Der schriftliche Antrag auf Vertagung der mündlichen Verhandlung vom 20. Januar 2003 "wegen krankheitsbedingten Ausfalles" ging ebenfalls per Fax erst kurz vor Beginn der Verhandlung ein. Die vorgelegte ―bereits auf 14. Januar 2003 datierte― privatärztliche Bescheinigung lässt weder erkennen, ab wann der Prozessbevollmächtigte erkrankt war noch wie lange voraussichtlich die Verhandlungsunfähigkeit dauern würde. Auch der Prozessbevollmächtigte machte zu Art und Dauer seiner Krankheit keine konkreten Angaben. Der gesamte Verfahrensablauf zeigt, dass der Prozessbevollmächtigte und Geschäftsführer an einer zügigen Durchführung des Verfahrens nicht nachhaltig interessiert war und seinen prozessualen Mitwirkungspflichten nicht in angemessener Weise nachkam.

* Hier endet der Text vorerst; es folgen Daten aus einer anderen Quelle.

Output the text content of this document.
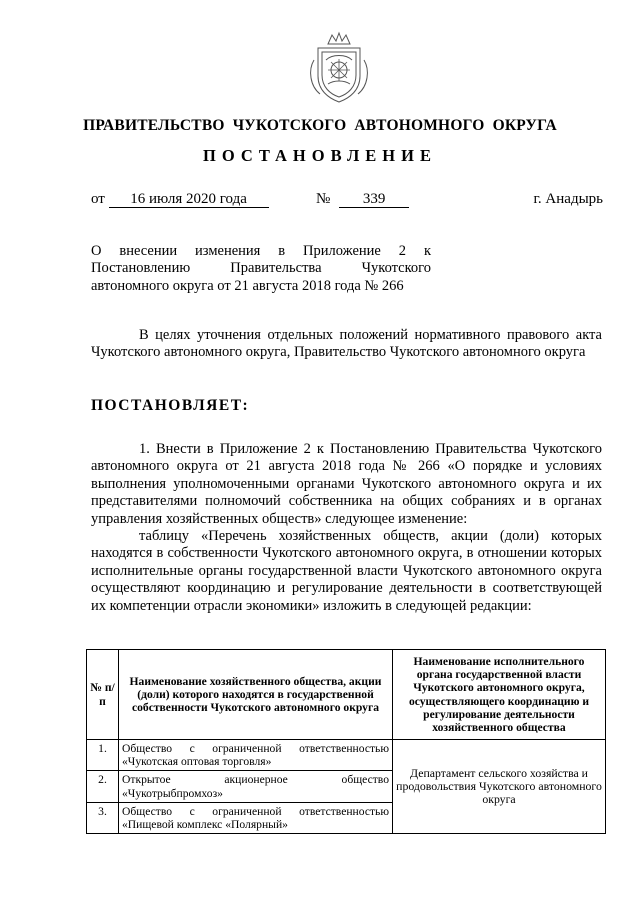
ПРАВИТЕЛЬСТВО ЧУКОТСКОГО АВТОНОМНОГО ОКРУГА
ПОСТАНОВЛЕНИЕ
от 16 июля 2020 года	№ 339	г. Анадырь
О внесении изменения в Приложение 2 к Постановлению Правительства Чукотского автономного округа от 21 августа 2018 года № 266

В целях уточнения отдельных положений нормативного правового акта Чукотского автономного округа, Правительство Чукотского автономного округа

ПОСТАНОВЛЯЕТ:

1. Внести в Приложение 2 к Постановлению Правительства Чукотского автономного округа от 21 августа 2018 года № 266 «О порядке и условиях выполнения уполномоченными органами Чукотского автономного округа и их представителями полномочий собственника на общих собраниях и в органах управления хозяйственных обществ» следующее изменение:

таблицу «Перечень хозяйственных обществ, акции (доли) которых находятся в собственности Чукотского автономного округа, в отношении которых исполнительные органы государственной власти Чукотского автономного округа осуществляют координацию и регулирование деятельности в соответствующей их компетенции отрасли экономики» изложить в следующей редакции:

№ п/п	Наименование хозяйственного общества, акции (доли) которого находятся в государственной собственности Чукотского автономного округа	Наименование исполнительного органа государственной власти Чукотского автономного округа, осуществляющего координацию и регулирование деятельности хозяйственного общества
1.	Общество с ограниченной ответственностью «Чукотская оптовая торговля»	Департамент сельского хозяйства и продовольствия Чукотского автономного округа
2.	Открытое акционерное общество «Чукотрыбпромхоз»	
3.	Общество с ограниченной ответственностью «Пищевой комплекс «Полярный»	
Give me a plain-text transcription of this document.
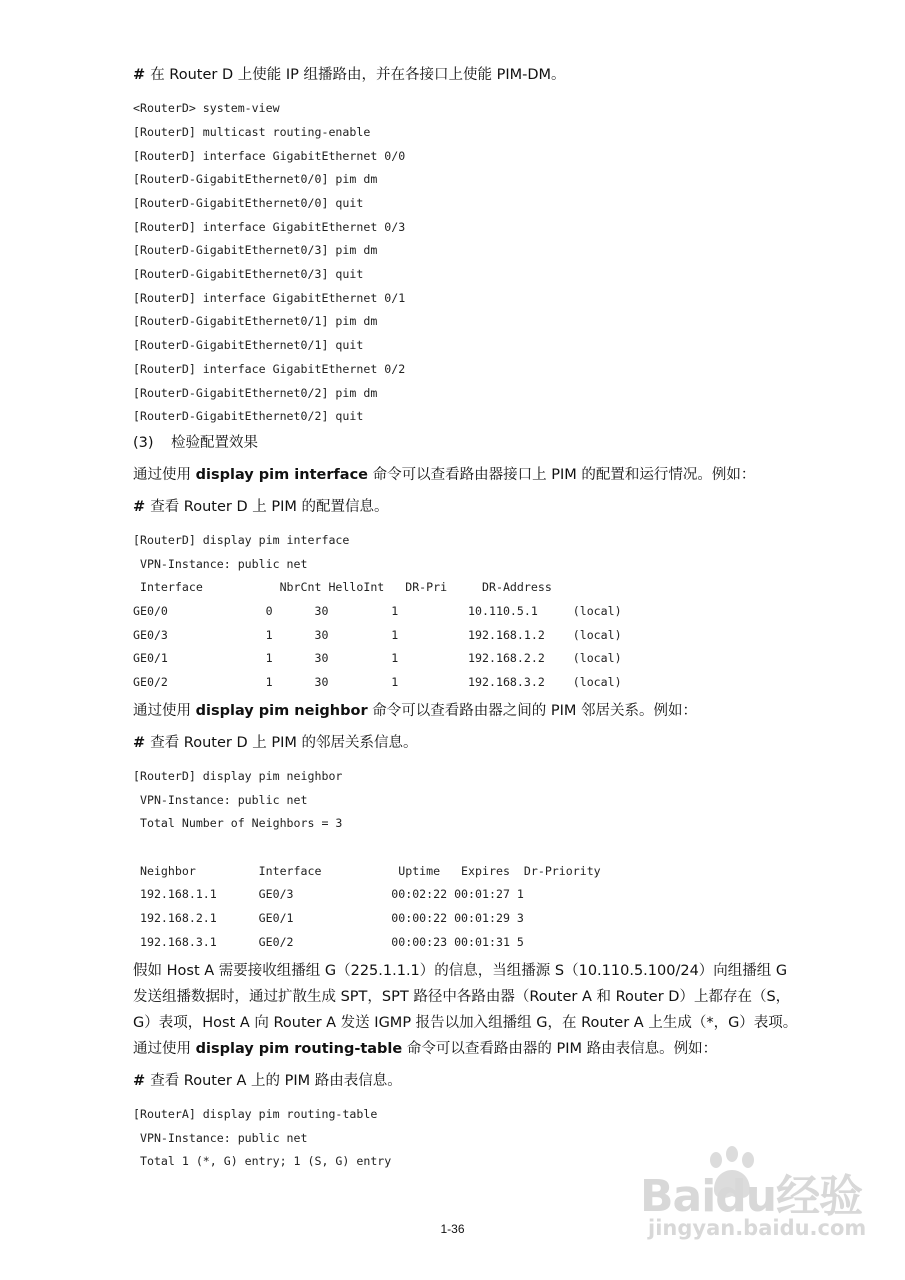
# 在 Router D 上使能 IP 组播路由，并在各接口上使能 PIM-DM。
<RouterD> system-view
[RouterD] multicast routing-enable
[RouterD] interface GigabitEthernet 0/0
[RouterD-GigabitEthernet0/0] pim dm
[RouterD-GigabitEthernet0/0] quit
[RouterD] interface GigabitEthernet 0/3
[RouterD-GigabitEthernet0/3] pim dm
[RouterD-GigabitEthernet0/3] quit
[RouterD] interface GigabitEthernet 0/1
[RouterD-GigabitEthernet0/1] pim dm
[RouterD-GigabitEthernet0/1] quit
[RouterD] interface GigabitEthernet 0/2
[RouterD-GigabitEthernet0/2] pim dm
[RouterD-GigabitEthernet0/2] quit
(3) 检验配置效果
通过使用 display pim interface 命令可以查看路由器接口上 PIM 的配置和运行情况。例如：
# 查看 Router D 上 PIM 的配置信息。
[RouterD] display pim interface
VPN-Instance: public net
Interface           NbrCnt HelloInt   DR-Pri     DR-Address
GE0/0              0      30         1          10.110.5.1     (local)
GE0/3              1      30         1          192.168.1.2    (local)
GE0/1              1      30         1          192.168.2.2    (local)
GE0/2              1      30         1          192.168.3.2    (local)
通过使用 display pim neighbor 命令可以查看路由器之间的 PIM 邻居关系。例如：
# 查看 Router D 上 PIM 的邻居关系信息。
[RouterD] display pim neighbor
VPN-Instance: public net
Total Number of Neighbors = 3
Neighbor         Interface           Uptime   Expires  Dr-Priority
192.168.1.1      GE0/3              00:02:22 00:01:27 1
192.168.2.1      GE0/1              00:00:22 00:01:29 3
192.168.3.1      GE0/2              00:00:23 00:01:31 5
假如 Host A 需要接收组播组 G（225.1.1.1）的信息，当组播源 S（10.110.5.100/24）向组播组 G
发送组播数据时，通过扩散生成 SPT，SPT 路径中各路由器（Router A 和 Router D）上都存在（S，
G）表项，Host A 向 Router A 发送 IGMP 报告以加入组播组 G，在 Router A 上生成（*，G）表项。
通过使用 display pim routing-table 命令可以查看路由器的 PIM 路由表信息。例如：
# 查看 Router A 上的 PIM 路由表信息。
[RouterA] display pim routing-table
VPN-Instance: public net
Total 1 (*, G) entry; 1 (S, G) entry
1-36
Baidu经验
jingyan.baidu.com
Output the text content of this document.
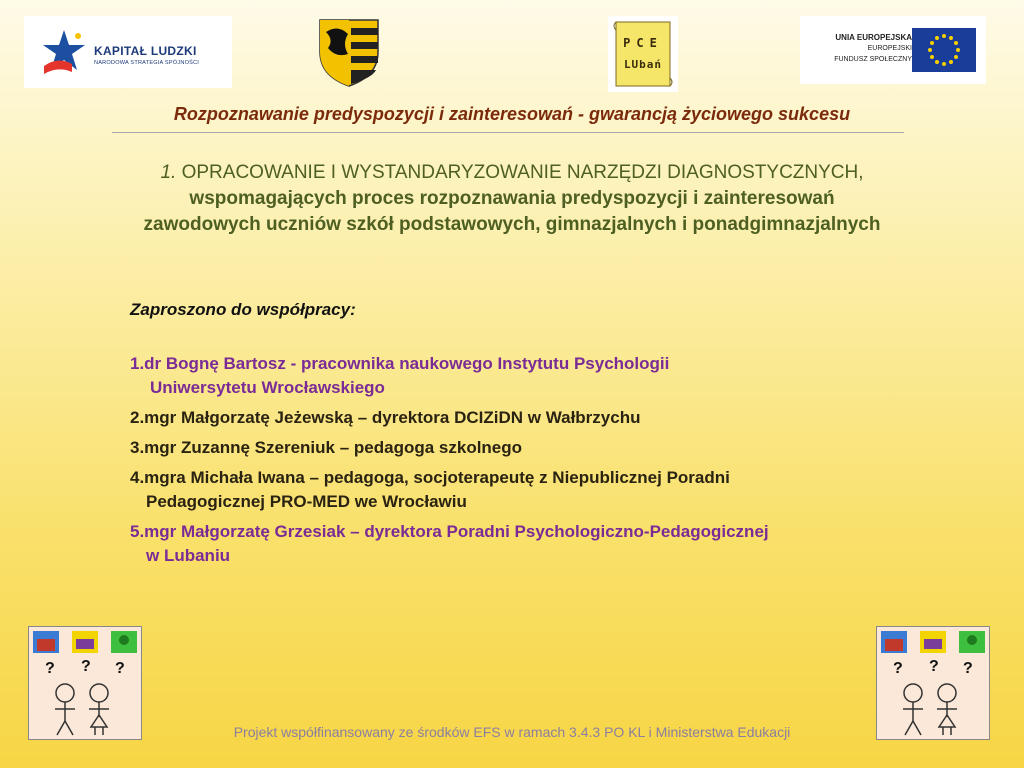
KAPITAŁ LUDZKI
NARODOWA STRATEGIA SPÓJNOŚCI
PCE
LUbań
UNIA EUROPEJSKA
EUROPEJSKI
FUNDUSZ SPOŁECZNY
Rozpoznawanie predyspozycji i zainteresowań - gwarancją życiowego sukcesu
1. OPRACOWANIE I WYSTANDARYZOWANIE NARZĘDZI DIAGNOSTYCZNYCH,
wspomagających proces rozpoznawania predyspozycji i zainteresowań
zawodowych uczniów szkół podstawowych, gimnazjalnych i ponadgimnazjalnych
Zaproszono do współpracy:
1.dr Bognę Bartosz - pracownika naukowego Instytutu Psychologii
Uniwersytetu Wrocławskiego
2.mgr Małgorzatę Jeżewską – dyrektora DCIZiDN w Wałbrzychu
3.mgr Zuzannę Szereniuk – pedagoga szkolnego
4.mgra Michała Iwana – pedagoga, socjoterapeutę z Niepublicznej Poradni
Pedagogicznej PRO-MED we Wrocławiu
5.mgr Małgorzatę Grzesiak – dyrektora Poradni Psychologiczno-Pedagogicznej
w Lubaniu
? ? ?	? ? ?
Projekt współfinansowany ze środków EFS w ramach 3.4.3 PO KL i Ministerstwa Edukacji
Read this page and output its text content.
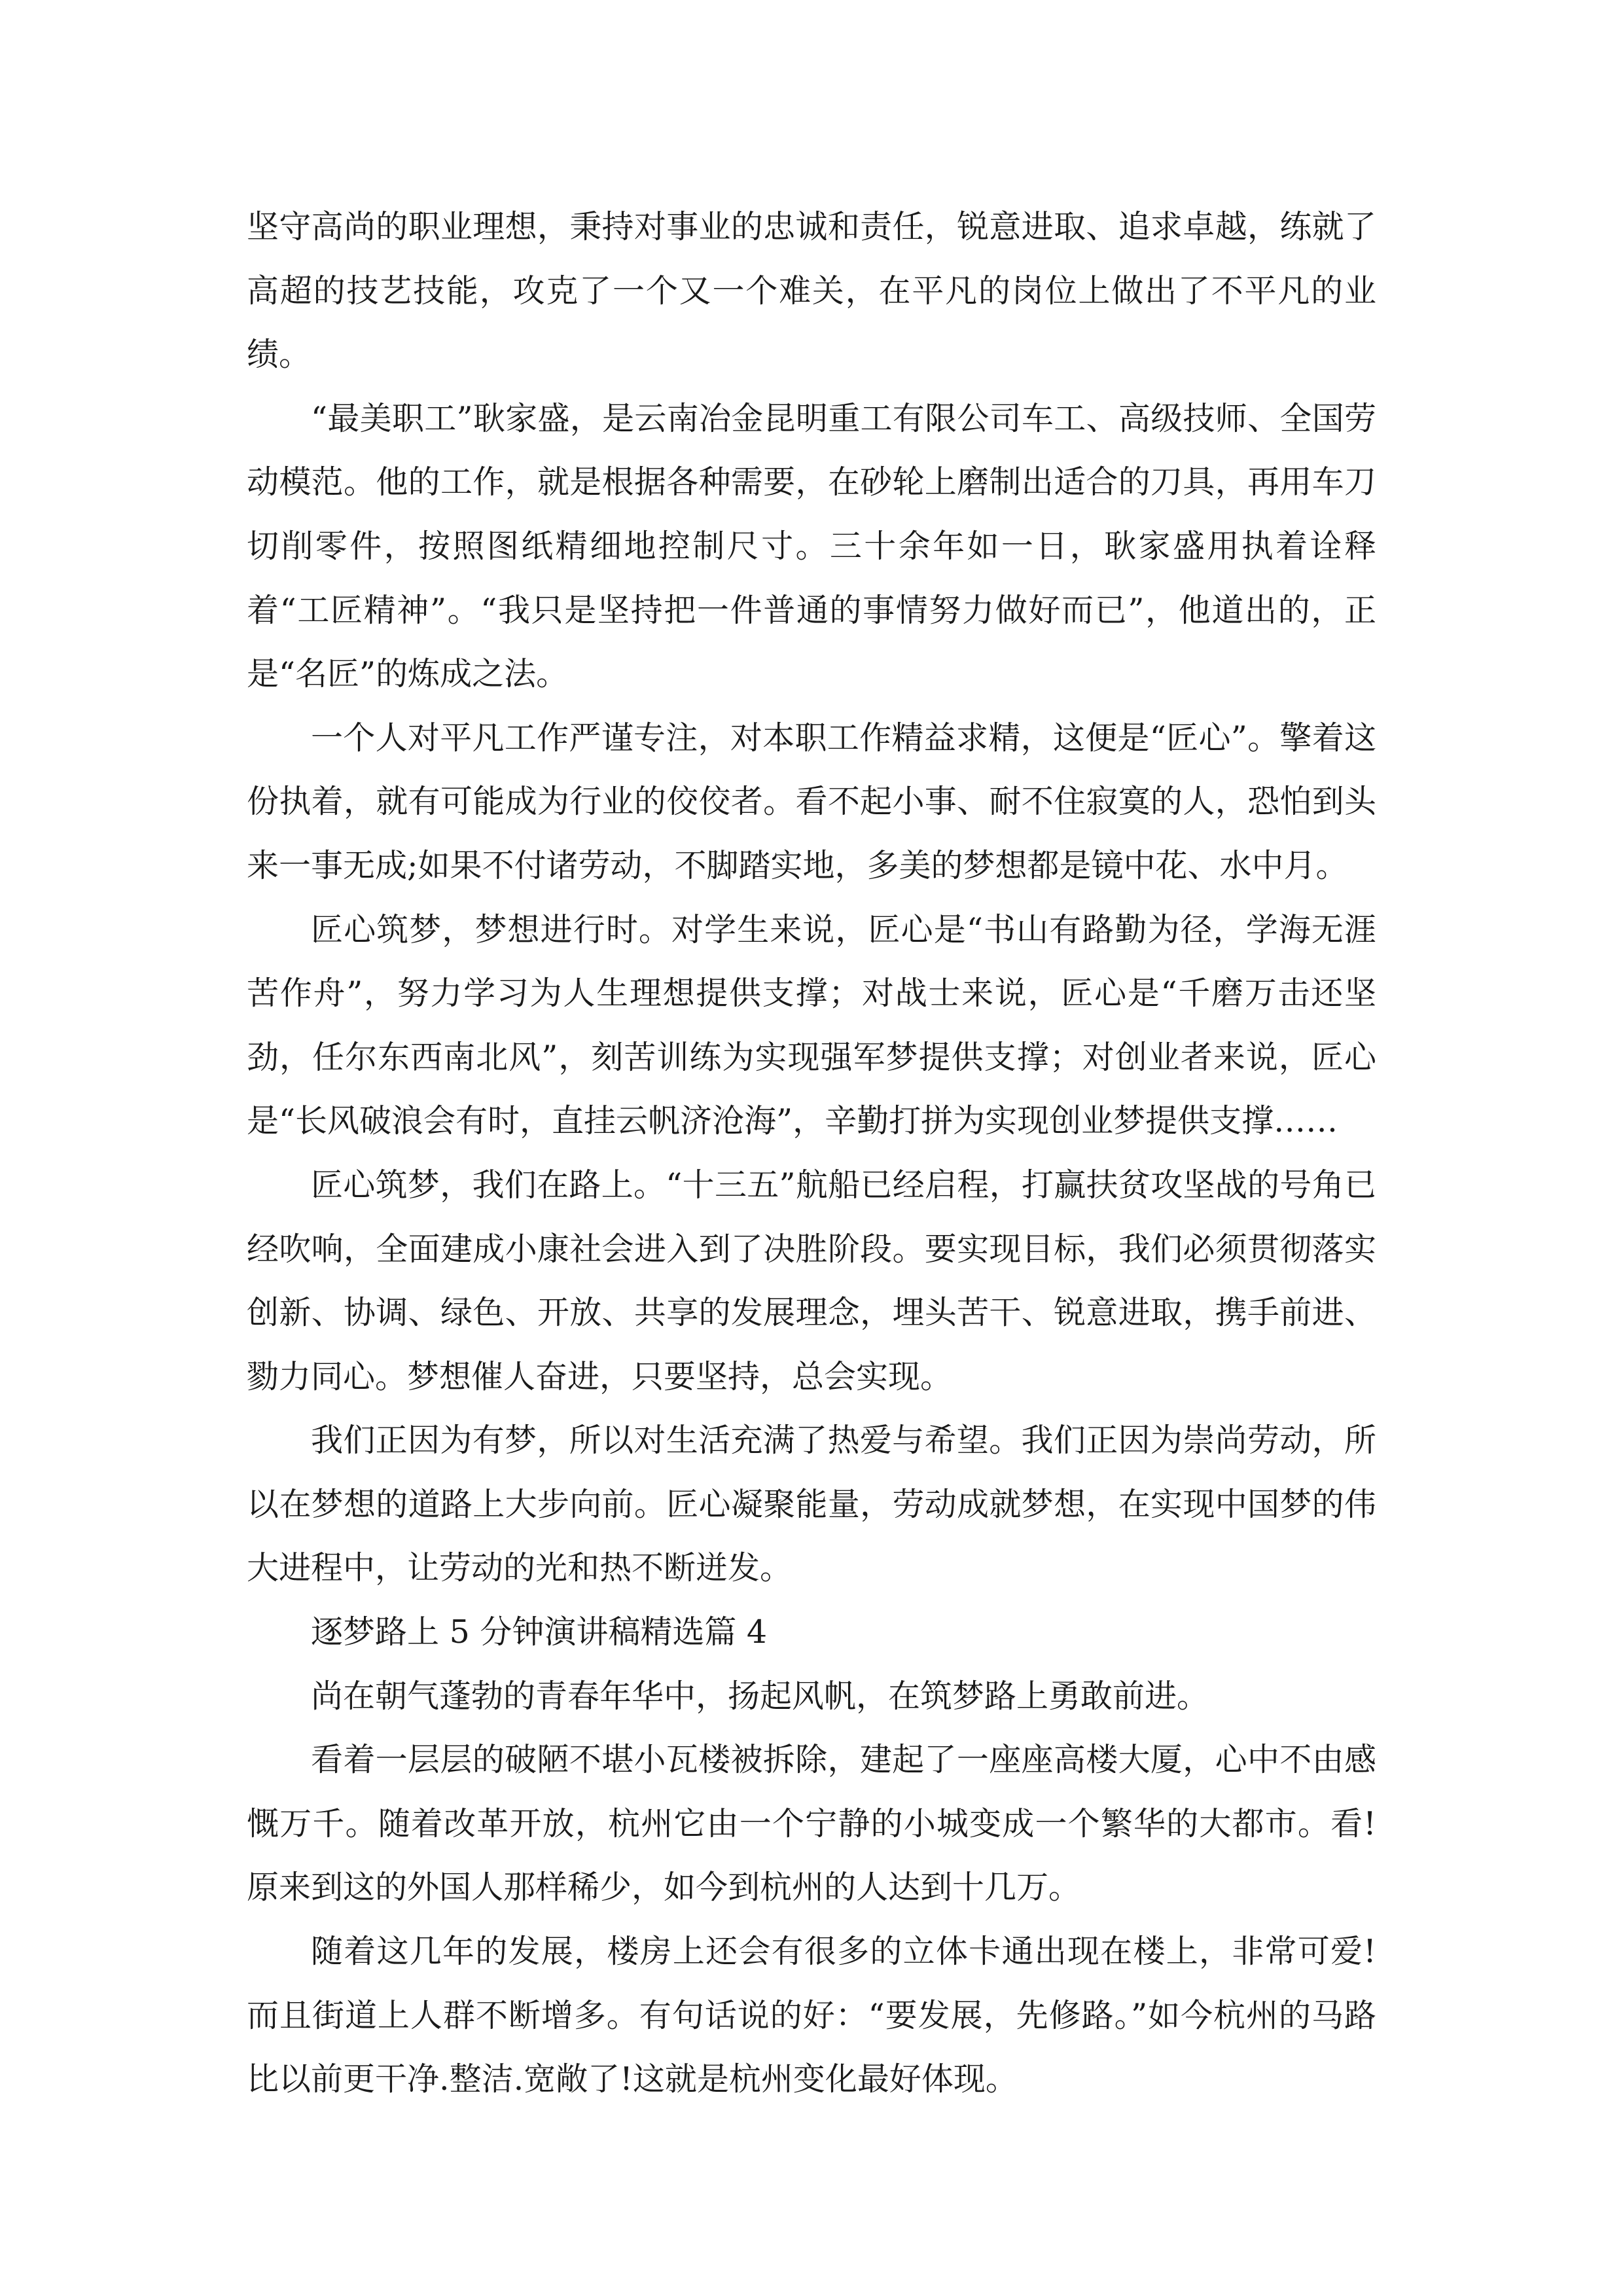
坚守高尚的职业理想，秉持对事业的忠诚和责任，锐意进取、追求卓越，练就了高超的技艺技能，攻克了一个又一个难关，在平凡的岗位上做出了不平凡的业绩。

“最美职工”耿家盛，是云南冶金昆明重工有限公司车工、高级技师、全国劳动模范。他的工作，就是根据各种需要，在砂轮上磨制出适合的刀具，再用车刀切削零件，按照图纸精细地控制尺寸。三十余年如一日，耿家盛用执着诠释着“工匠精神”。“我只是坚持把一件普通的事情努力做好而已”，他道出的，正是“名匠”的炼成之法。

一个人对平凡工作严谨专注，对本职工作精益求精，这便是“匠心”。擎着这份执着，就有可能成为行业的佼佼者。看不起小事、耐不住寂寞的人，恐怕到头来一事无成;如果不付诸劳动，不脚踏实地，多美的梦想都是镜中花、水中月。

匠心筑梦，梦想进行时。对学生来说，匠心是“书山有路勤为径，学海无涯苦作舟”，努力学习为人生理想提供支撑；对战士来说，匠心是“千磨万击还坚劲，任尔东西南北风”，刻苦训练为实现强军梦提供支撑；对创业者来说，匠心是“长风破浪会有时，直挂云帆济沧海”，辛勤打拼为实现创业梦提供支撑……

匠心筑梦，我们在路上。“十三五”航船已经启程，打赢扶贫攻坚战的号角已经吹响，全面建成小康社会进入到了决胜阶段。要实现目标，我们必须贯彻落实创新、协调、绿色、开放、共享的发展理念，埋头苦干、锐意进取，携手前进、勠力同心。梦想催人奋进，只要坚持，总会实现。

我们正因为有梦，所以对生活充满了热爱与希望。我们正因为崇尚劳动，所以在梦想的道路上大步向前。匠心凝聚能量，劳动成就梦想，在实现中国梦的伟大进程中，让劳动的光和热不断迸发。

逐梦路上 5 分钟演讲稿精选篇 4

尚在朝气蓬勃的青春年华中，扬起风帆，在筑梦路上勇敢前进。

看着一层层的破陋不堪小瓦楼被拆除，建起了一座座高楼大厦，心中不由感慨万千。随着改革开放，杭州它由一个宁静的小城变成一个繁华的大都市。看!原来到这的外国人那样稀少，如今到杭州的人达到十几万。

随着这几年的发展，楼房上还会有很多的立体卡通出现在楼上，非常可爱!而且街道上人群不断增多。有句话说的好：“要发展，先修路。”如今杭州的马路比以前更干净.整洁.宽敞了!这就是杭州变化最好体现。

b) Auch die Mandatsniederlegung, die der Prozessbevollmächtigte in einem ―dem FG kurz vor Beginn der mündlichen Verhandlung vom 3. März 2003 per Fax übermittelten― Schreiben wegen seiner Erkrankung erklärt hatte, verpflichtete das FG nicht zu einer Vertagung. Ein erheblicher Grund für eine Vertagung ist in der Regel nur gegeben, wenn der Vertretene den Mandatswechsel nicht verschuldet hat (BFH-Beschlüsse vom 17. März 1992 XI B 38/91, BFH/NV 1992, 679, und vom 14. Juni 1995 VIII B 126-127/94, BFH/NV 1996, 144). Da der Prozessbevollmächtigte zugleich der Geschäftsführer der Klägerin ist, ist die Mandatsniederlegung der Klägerin zuzurechnen.